Joko menatap Vina lama, mencoba mencerna kata-kata itu. Ada sesuatu dalam cara Vina berbicara yang membuatnya mulai merasa lebih ringan. Mungkin, selama ini, dia terlalu banyak berpikir dan terlalu takut salah untuk merasakan hal yang lebih dari sekadar pertemanan.
"Jadi lo nggak keberatan kalau kita mulai... lihat hubungan ini dengan cara yang lebih sederhana aja?" Joko bertanya, suara sedikit ragu.
Vina tersenyum lebar, tampak senang dengan pertanyaan Joko. "Gue malah senang, Jok. Gue juga nggak mau mikirin hubungan ini dengan rumus-rumus atau teori-teori yang berat. Kadang, kita cuma perlu merasain aja, tanpa harus punya definisi."
Joko mengangguk, merasa semakin yakin dengan apa yang dia rasakan. "Oke, kalau gitu... gue nggak akan mikirin ini dengan logika lagi. Kita coba jalanin aja, Vin."
Vina menatapnya dengan penuh perhatian, senyum lembut di wajahnya. "Jadi, kita udah sepakat, kan? Ini bukan cuma soal fisika atau filsafat. Ini tentang kita berdua, yang saling memahami meskipun berbeda."

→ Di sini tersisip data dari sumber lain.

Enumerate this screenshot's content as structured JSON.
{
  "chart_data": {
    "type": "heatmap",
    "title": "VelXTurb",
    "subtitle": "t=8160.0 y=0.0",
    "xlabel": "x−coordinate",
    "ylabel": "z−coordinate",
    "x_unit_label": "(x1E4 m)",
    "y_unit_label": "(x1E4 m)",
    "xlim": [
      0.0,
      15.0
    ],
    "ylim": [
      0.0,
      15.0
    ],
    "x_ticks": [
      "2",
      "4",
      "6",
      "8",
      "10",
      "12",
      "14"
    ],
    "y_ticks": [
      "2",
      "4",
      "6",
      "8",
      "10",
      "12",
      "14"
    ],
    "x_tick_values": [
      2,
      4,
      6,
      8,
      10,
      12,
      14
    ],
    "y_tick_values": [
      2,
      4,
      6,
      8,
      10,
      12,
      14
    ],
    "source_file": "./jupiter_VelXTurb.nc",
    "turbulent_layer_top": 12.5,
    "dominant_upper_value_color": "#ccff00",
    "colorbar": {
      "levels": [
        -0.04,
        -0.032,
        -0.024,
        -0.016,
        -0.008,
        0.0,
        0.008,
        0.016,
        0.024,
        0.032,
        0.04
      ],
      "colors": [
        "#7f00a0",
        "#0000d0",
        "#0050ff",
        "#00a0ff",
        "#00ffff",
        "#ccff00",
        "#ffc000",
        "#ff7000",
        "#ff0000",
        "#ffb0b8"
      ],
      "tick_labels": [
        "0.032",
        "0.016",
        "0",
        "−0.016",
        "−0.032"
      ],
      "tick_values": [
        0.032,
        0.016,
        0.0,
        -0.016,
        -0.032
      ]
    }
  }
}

Joko tertawa pelan, merasa sedikit lega. "Iya, sepakat. Dan nggak usah pake rumus atau teori lagi."
Mereka berdua tertawa bersama, merasa ada kehangatan yang tumbuh di antara mereka. Seiring matahari semakin terbenam, mereka duduk diam, menikmati kebersamaan yang terasa lebih berarti. Tidak ada kata-kata yang perlu diucapkan lebih banyak, karena keduanya tahu, dalam diam pun, mereka sudah mulai saling mengerti.